I'm not sure what to make of the scales lately...
Last week I weighed but was too discouraged to post as I was 4 lbs. more than last time. I was just starting my period and have learned that my weight is always up then. There was one time before that I was up inexplicably four lbs, and then back to normal the next week. I don't know if that was all menstrally related or what. My usual weigh-ins have been fluctuating between the same two lbs. -- I don't know if I am really losing and gaining those two off and on or if that is just the variation of the scales.
This week I compared, not to the higher numbers from last week but the regular weight I've been maintaining, and one one set of scales it was 2 lbs. less, so I checked on the digital scales, and there it was the same as my normal weight. So I am not sure which to count. I usually use the first scales as the digital ones belong to my son and are in his room and I don't usually have access to them first thing in the morning.

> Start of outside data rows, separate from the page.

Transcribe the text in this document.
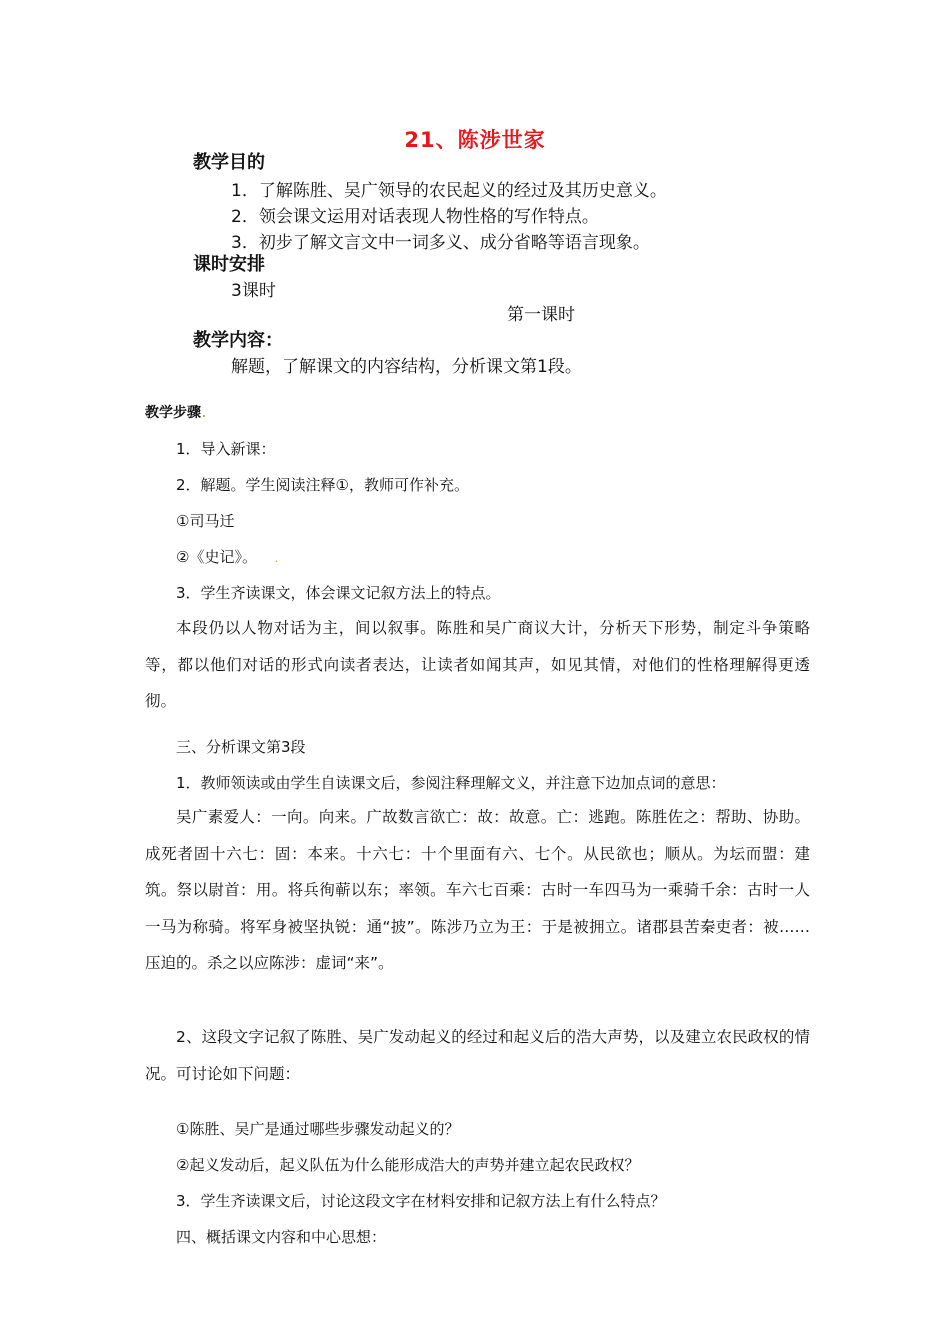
21、陈涉世家
教学目的
1．了解陈胜、吴广领导的农民起义的经过及其历史意义。
2．领会课文运用对话表现人物性格的写作特点。
3．初步了解文言文中一词多义、成分省略等语言现象。
课时安排
3课时
第一课时
教学内容：
解题，了解课文的内容结构，分析课文第1段。
教学步骤.
1．导入新课：
2．解题。学生阅读注释①，教师可作补充。
①司马迁
②《史记》。 .
3．学生齐读课文，体会课文记叙方法上的特点。
本段仍以人物对话为主，间以叙事。陈胜和吴广商议大计，分析天下形势，制定斗争策略等，都以他们对话的形式向读者表达，让读者如闻其声，如见其情，对他们的性格理解得更透彻。
三、分析课文第3段
1．教师领读或由学生自读课文后，参阅注释理解文义，并注意下边加点词的意思：
吴广素爱人：一向。向来。广故数言欲亡：故：故意。亡：逃跑。陈胜佐之：帮助、协助。成死者固十六七：固：本来。十六七：十个里面有六、七个。从民欲也；顺从。为坛而盟：建筑。祭以尉首：用。将兵徇蕲以东；率领。车六七百乘：古时一车四马为一乘骑千余：古时一人一马为称骑。将军身被坚执锐：通“披”。陈涉乃立为王：于是被拥立。诸郡县苦秦吏者：被……压迫的。杀之以应陈涉：虚词“来”。
2、这段文字记叙了陈胜、吴广发动起义的经过和起义后的浩大声势，以及建立农民政权的情况。可讨论如下问题：
①陈胜、吴广是通过哪些步骤发动起义的？
②起义发动后，起义队伍为什么能形成浩大的声势并建立起农民政权？
3．学生齐读课文后，讨论这段文字在材料安排和记叙方法上有什么特点？
四、概括课文内容和中心思想：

But I am happy either way. After the holidays I was almost afraid to look. I'm glad the damage isn't worse. I don't think I've been "pigging out," but there has been an excess of candy -- chocolate, to be exact -- around, and that is a major weakness. My husband bought me truffles for our anniversary. Those things were wonderful! I didn't look at the nutritional information until they were all gone: the serving size was 8 of them for about 230 calories. I can't imagine eating 8 at once!! I could only have a couple at a time, so that helped.
But I need to get off the chocolate habit and back in gear. I wish there was a way to keep in the forefront of my mind the goals and reasons I have for losing weight and to keep myself from giving in to the temporary pleasure of taste in light of the longer-term goals.